Attorneys who won $425 million verdict against Google request $159 million in fees, costs and awards

On March 30, 2026, the lawyers who won a $425 million jury verdict against Google LLC over app tracking asked a federal judge to award them more than $146 million in attorneys' fees along with $12.4 million in costs and payments for the three plaintiffs who represented the class.

The privacy setting at the center of the case

Anibal Rodriguez, Julian Santiago and Susan Lynn Harvey filed a lawsuit in San Francisco federal court in July 2020 alleging Google collected personal data from mobile apps even if the user disabled location and tracking features. All three claim they switched off the "Web & App Activity" setting and a related subsetting, which reportedly stop the company from saving records of which apps a person opens and what they do inside them.

The plaintiffs say Google collected the data anyway using two of its products: Firebase, a software toolkit developers build into their apps, and AdMob, Google's mobile advertising network.

Five years of litigation then a jury trial

Google moved to dismiss, fought the plaintiffs' bid to sue as a group and asked the judge to rule in its favor outright. In January 2024, the judge approved close to 100 million Americans to sue as two groups, one for money and one for changes to how Google operates. A year later, the case went to a jury trial.

The trial ran from jury selection on Aug. 18, 2025, through closing arguments on Sept. 2. The next day, the jury found Google liable on two claims alleging the company took someone's private information without permission and awarded the groups $425,651,947. Interest brings the total to $440,345,685.40, and it grows every day Google does not pay.
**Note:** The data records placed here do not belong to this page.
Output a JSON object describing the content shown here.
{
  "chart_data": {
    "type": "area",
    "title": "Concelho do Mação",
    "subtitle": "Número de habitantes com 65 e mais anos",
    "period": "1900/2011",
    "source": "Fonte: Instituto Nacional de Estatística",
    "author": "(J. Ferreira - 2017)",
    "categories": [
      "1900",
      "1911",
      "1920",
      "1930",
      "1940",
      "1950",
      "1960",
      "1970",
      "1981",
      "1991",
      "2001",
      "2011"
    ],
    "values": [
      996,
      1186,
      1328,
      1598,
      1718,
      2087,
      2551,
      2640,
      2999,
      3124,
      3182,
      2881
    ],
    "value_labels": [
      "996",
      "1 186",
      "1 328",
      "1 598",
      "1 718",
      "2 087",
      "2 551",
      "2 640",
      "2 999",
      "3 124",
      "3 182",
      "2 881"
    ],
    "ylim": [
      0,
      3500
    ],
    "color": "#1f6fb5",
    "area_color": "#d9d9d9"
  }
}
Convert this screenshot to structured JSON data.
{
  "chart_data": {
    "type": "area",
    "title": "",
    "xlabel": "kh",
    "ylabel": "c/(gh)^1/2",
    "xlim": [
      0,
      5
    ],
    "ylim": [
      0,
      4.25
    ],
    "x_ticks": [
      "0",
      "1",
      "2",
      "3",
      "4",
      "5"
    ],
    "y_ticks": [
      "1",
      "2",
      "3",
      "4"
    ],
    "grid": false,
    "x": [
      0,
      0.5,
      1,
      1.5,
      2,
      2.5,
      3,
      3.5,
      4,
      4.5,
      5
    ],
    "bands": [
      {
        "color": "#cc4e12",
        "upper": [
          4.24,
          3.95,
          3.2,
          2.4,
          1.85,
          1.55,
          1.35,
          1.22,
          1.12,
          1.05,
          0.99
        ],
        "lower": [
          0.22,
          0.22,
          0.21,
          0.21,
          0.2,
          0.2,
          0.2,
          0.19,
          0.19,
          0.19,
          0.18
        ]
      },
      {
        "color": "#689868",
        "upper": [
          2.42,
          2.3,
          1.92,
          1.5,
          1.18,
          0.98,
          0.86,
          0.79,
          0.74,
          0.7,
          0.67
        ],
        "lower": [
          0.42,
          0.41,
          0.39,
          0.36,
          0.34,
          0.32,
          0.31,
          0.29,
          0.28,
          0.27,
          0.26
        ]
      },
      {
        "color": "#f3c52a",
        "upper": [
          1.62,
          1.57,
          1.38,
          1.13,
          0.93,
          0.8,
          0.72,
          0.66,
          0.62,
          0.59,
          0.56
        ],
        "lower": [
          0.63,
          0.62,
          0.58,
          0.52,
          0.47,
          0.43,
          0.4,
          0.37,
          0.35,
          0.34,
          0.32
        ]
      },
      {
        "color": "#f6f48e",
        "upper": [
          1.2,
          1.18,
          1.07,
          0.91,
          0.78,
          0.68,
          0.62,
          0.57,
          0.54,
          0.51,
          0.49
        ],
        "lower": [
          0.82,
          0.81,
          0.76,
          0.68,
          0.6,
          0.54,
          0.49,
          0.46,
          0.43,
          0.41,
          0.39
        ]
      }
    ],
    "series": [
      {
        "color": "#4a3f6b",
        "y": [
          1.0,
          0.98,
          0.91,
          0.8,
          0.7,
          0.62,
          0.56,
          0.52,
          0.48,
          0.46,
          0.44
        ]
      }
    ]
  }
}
Class counsel claims it is the largest data privacy verdict a federal jury has ever returned in a class case. Google rewrote its privacy disclosures after the verdict, and the court approved the new language.

What class counsel seeks

The three firms want one-third of the money the jury awarded. This includes:

  • $146,781,895.13 in attorneys' fees
  • $12,422,374.42 in costs, covering experts, depositions and document hosting
  • $135,000 for the three named class representatives

What the fee request means for class members

The money would come out of the class's recovery. If the judge grants the request in full, fees and costs would reduce the $440 million judgment by $159 million, leaving roughly $281 million for a class of close to 100 million people.

Google denies the claims, has asked the court to throw out the jury's verdict and may still appeal so no money will reach anyone until the case ends. The motion says that could take years.

Chief Judge Richard Seeborg will hear the fee request on Aug. 13, 2026, and class members will receive a fresh round of notices.